The law about lepers had a profound meaning as respects* the forms of the disease itself, and of the inspection by the high priest. The interpretation of this sense it will be our task to ascertain. Marcion's labour, however, is to object to us the strictness of the law, with the view of maintaining that here also Christ is its enemy—forestalling its enactments even in His cure of the ten lepers. ....Id., at 326.

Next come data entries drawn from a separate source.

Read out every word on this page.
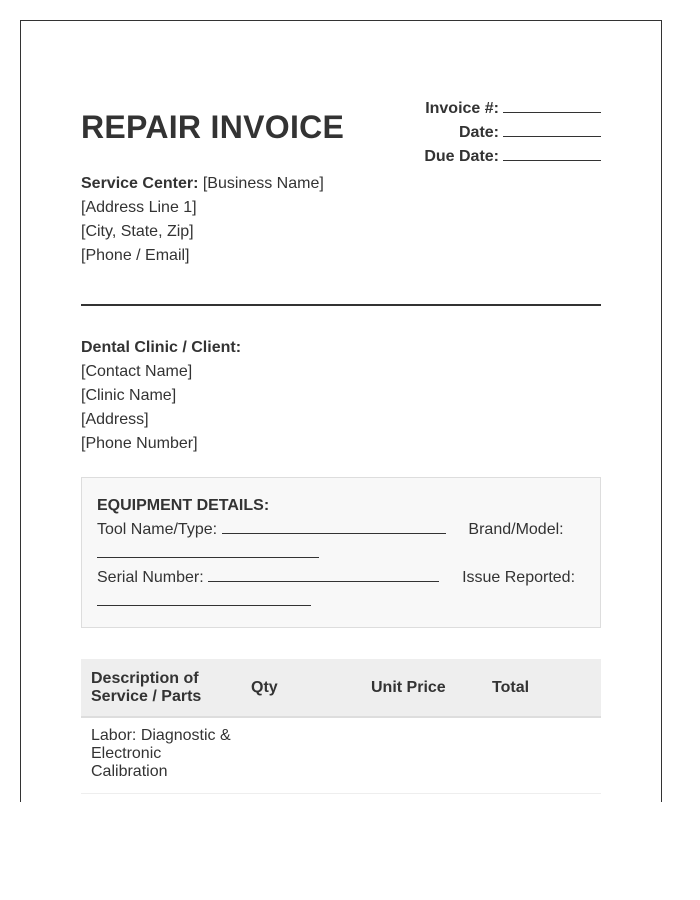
REPAIR INVOICE
Invoice #:
Date:
Due Date:
Service Center: [Business Name]
[Address Line 1]
[City, State, Zip]
[Phone / Email]
Dental Clinic / Client:
[Contact Name]
[Clinic Name]
[Address]
[Phone Number]
EQUIPMENT DETAILS:
Tool Name/Type:	Brand/Model:
Serial Number:	Issue Reported:
Description of Service / Parts	Qty	Unit Price	Total
Labor: Diagnostic & Electronic Calibration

Forasmuch, then, as He was Himself the veritable High Priest of God the Father, He inspected them according to the hidden purport of the law, which signified that Christ was the true distinguisher and extinguisher of the defilements of mankind. However, what was obviously required by the law He commanded should be done : " Go," said He, " show yourselves to the priests." ' Yet why this, if He meant to cleanse them first 1 Was it as a despiser of the law, in order to prove to them that, having been cured already on the road, the law was now nothing to "them, nor even the priests ? Well, the matter must of course pass as it best may,6 if anybody supposes that Christ had such views as these !7 But there are certainly better interpretations to be found of the passage, and more deserving of belief: how that they were cleansed on this account, because they were obedient, and went as the law required, when they were commanded to go to the priests; and it is not to be believed that persons who observed the law could have found a cure from a god that was destroying the law. Id., at 327-28.

Second, Marcion proves Jesus did not do away with the Law because He told the rich man that obeying the Law's precepts was the key to eternal life. Remember, here if Paul were a true authority in the church, Tertullian would have had to address Paul's opposing thesis upon which Marcion explicitly relied, but Tertullian ignores Paul and simply cites Jesus' words in rebuttal that the Law remain and Jesus simply supplemented but did not supplant them:

When afterwards " a certain man asked him, ' Good Master, what shall I do to inherit eternal life ?'" [Jesus] inquired whether he knew (that is, in other words, whether he kept) the commandments of the Creator, in order to testify that it was by the Creator's precepts that eternal life is acquired. Then, when he affirmed that from his youth up he had kept all the principal commandments, [Jesus] said to him : " One thing thou yet lackest: sell all that thou hast, and give to the poor, and thou shalt have treasure in heaven; and come, follow me."1 Well now, Marcion, and all ye who are companions in misery, and associates in hatred with that heretic, what will you dare say to this? Did Christ rescind the forementioned commandments: " Do not kill, Do not commit adultery, Do not steal, Do not bear false witness, Honour thy father and thy mother?" Or did He both keep them, and then add3 what was wanting to them ? This very precept, however, about giving to the poor, was very largely diffused through the pages of the law and the prophets. This vainglorious observer of the commandments was therefore convicted of holding money in much higher estimation [than charity]. This verity of the gospel then stands unimpaired : " I am not come to destroy the law and the prophets, but rather to fulfil them."6 He also dissipated other doubts, when He declared that the name of God and of the Good belonged to one and the same being, at whose disposal were also the everlasting life and the treasure in heaven and Himself too—whose commandments He both maintained and augmented with His own supplementary precepts. He may likewise be discovered in the following passage of Micah, saying : " He hath showed thee, O man, what is good ; and what doth the Lord require of thee, but to do justly, and to love mercy, and to be ready to follow the Lord thy God ?"7 Now Christ is the man who tells us what is good, even the knowledge of the law. " Thou knowest," says He, " the commandments." " To do justly"— "Sell all that thou hast;" "to love mercy"—"Give to the poor;" " and to be ready to walk with God"—" And come," says He, " follow me." Id., at 332-33.

Note here Tertullian also quoted from within the famous Matthew 5:17-19 -- that Jesus says He did not come to abrogate the Law but to fulfill it.